I came across this paper where the authors says that the slopes of trajectories becomes indeterminate at the critical points for a system of coupled first-order equations in an autonomous system.
I am actually studying spherical Bondi flow where we find the critical point as follows:
The velocity gradient of the flow is given by $$\frac{dv}{dr}=\frac{\frac{1}{r^2}-\frac{2a^2}{r}}{\frac{a^2}{r}-v}$$ where $v$ is the flow velocity and $a$ is the velocity of sound. At the critical point, both the numerator and denominator vanishes and we obtain the critical point conditions as follows: $$v_c=a_c $$and$$r_c=\frac{1}{2a_c^2}$$
My questions are


*

*What is the significance of the critical points in the mathematical sense i.e., considering a set of coupled first-order equations?

*The flow velocity equals the velocity of sound at the critical point. Is this a mere coincidence or is there some deep physical reason behind this?

 A: *

*Critical point has many meanings unfortunately.  Mathematically, its definition is "derivatives (of the solution of a PDE) are zero".   But we use the term also for several other "important points", like the critical point if water, the temperature at which magnetization start, or for the most difficult part of a mountain climb.

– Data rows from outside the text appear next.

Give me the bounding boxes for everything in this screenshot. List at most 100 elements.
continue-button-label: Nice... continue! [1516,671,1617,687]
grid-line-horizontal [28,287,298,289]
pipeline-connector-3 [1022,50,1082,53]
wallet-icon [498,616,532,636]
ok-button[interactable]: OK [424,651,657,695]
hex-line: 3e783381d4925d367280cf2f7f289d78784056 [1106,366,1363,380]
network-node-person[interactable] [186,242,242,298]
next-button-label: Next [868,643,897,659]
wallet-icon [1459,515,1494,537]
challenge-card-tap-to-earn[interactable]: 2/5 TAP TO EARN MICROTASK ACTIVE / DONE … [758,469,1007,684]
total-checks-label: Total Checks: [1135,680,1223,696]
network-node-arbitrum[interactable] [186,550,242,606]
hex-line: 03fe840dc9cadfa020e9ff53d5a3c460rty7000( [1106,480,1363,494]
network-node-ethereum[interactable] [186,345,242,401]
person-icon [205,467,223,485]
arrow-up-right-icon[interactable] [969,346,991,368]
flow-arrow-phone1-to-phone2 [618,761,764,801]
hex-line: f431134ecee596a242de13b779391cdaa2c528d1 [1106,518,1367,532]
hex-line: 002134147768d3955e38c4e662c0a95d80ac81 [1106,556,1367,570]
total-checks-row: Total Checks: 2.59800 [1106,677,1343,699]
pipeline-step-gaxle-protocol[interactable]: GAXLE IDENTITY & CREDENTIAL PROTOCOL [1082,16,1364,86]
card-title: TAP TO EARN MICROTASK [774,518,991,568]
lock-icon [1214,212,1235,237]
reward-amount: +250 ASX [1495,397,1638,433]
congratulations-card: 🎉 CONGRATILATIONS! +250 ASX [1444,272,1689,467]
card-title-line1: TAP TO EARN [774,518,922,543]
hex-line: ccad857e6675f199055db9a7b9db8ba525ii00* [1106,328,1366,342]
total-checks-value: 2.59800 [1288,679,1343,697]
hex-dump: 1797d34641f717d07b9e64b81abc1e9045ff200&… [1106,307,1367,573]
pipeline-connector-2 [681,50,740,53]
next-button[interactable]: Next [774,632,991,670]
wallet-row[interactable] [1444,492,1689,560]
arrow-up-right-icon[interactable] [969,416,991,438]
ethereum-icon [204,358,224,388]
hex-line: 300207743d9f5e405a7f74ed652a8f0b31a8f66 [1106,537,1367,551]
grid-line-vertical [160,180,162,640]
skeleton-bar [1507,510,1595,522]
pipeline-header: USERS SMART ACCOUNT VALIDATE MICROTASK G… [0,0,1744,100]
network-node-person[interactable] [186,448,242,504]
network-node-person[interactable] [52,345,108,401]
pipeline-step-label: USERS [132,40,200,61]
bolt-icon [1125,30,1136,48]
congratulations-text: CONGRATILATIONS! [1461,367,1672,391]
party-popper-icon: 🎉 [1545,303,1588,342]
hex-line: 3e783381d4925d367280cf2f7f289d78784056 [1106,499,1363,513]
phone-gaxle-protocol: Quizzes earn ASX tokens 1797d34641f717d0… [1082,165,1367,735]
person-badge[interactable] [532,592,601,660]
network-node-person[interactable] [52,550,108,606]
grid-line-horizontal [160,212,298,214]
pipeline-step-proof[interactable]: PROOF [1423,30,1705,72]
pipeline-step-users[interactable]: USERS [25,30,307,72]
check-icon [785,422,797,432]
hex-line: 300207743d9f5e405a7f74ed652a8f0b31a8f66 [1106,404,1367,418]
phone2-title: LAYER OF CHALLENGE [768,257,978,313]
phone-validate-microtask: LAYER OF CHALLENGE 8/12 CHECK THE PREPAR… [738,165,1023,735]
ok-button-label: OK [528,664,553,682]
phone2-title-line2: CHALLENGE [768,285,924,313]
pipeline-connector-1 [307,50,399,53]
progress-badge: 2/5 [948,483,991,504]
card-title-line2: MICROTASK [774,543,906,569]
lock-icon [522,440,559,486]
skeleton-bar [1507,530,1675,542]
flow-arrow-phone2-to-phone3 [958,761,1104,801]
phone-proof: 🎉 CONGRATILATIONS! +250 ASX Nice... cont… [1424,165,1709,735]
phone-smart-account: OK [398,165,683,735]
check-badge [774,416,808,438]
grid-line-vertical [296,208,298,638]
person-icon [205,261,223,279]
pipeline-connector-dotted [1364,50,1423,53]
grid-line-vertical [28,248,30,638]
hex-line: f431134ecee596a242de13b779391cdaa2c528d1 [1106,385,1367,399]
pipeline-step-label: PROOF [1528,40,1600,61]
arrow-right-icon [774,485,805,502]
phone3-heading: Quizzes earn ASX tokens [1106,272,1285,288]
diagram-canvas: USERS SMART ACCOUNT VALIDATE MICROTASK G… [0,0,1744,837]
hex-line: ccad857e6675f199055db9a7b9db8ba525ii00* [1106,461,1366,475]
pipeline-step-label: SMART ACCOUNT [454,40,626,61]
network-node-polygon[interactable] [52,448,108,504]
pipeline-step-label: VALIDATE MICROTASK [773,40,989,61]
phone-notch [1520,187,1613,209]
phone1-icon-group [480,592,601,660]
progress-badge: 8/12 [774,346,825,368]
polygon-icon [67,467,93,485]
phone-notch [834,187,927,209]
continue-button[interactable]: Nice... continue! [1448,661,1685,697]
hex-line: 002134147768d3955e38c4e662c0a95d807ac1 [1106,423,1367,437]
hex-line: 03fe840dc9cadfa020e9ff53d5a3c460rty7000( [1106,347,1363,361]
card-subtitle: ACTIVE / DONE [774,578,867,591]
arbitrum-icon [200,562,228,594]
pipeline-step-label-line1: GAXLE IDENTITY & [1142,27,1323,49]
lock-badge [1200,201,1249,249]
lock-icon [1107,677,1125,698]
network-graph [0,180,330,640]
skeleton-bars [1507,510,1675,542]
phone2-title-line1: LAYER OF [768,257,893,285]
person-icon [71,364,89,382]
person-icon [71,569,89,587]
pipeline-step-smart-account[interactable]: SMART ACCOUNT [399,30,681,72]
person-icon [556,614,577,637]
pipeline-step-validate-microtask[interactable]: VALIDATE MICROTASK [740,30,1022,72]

The paper you cite uses the mathematical definition, and analyzes points of zero speed (critical) in two or three dimensional fluid flow. The flow is solution of (non-linear) coupled differential equation. Where those zero-point are, depends on the boundary conditions, not on the differential equations themselves.  In fluid dynamics, typically we can write the differential equations, but we are not able to find the exact solution. Thus we resort in looking at those zero points, Taylor expand around them, to gain some understanding on how the solution could look like.


*The critical point on the Bondi flow is not a zero speed point like the paper; it is just a "special point" that has been named "critical" because it is important. The flow is spherically symmetric, so we have chances to find a solution. Our "critical" point a spherical surface of radius $r_c$.  We may encounter other "true" critical points with zero radial speed, depending on the dynamics.


Its physical interpretation: the speed of sound is very important in fluids, it is the speed at which signals and force propagate. In case of the Bondi flow, when the speed of the accreting gas is lower than $v_c$, pressure waves can travel "counter-current" and influence the external flow.
Passed $v_c$, inside $r_c$, the inward flow is so fast that no fluid pressure wave / force manage to travel outside, since it travels slower than the medium itself! So all fluid dynamics of the star is confined inside this radius now. It is a similar principle as the black hole, its "event horizon" for light waves being equivalent to the Bondi "critical point" for sound waves.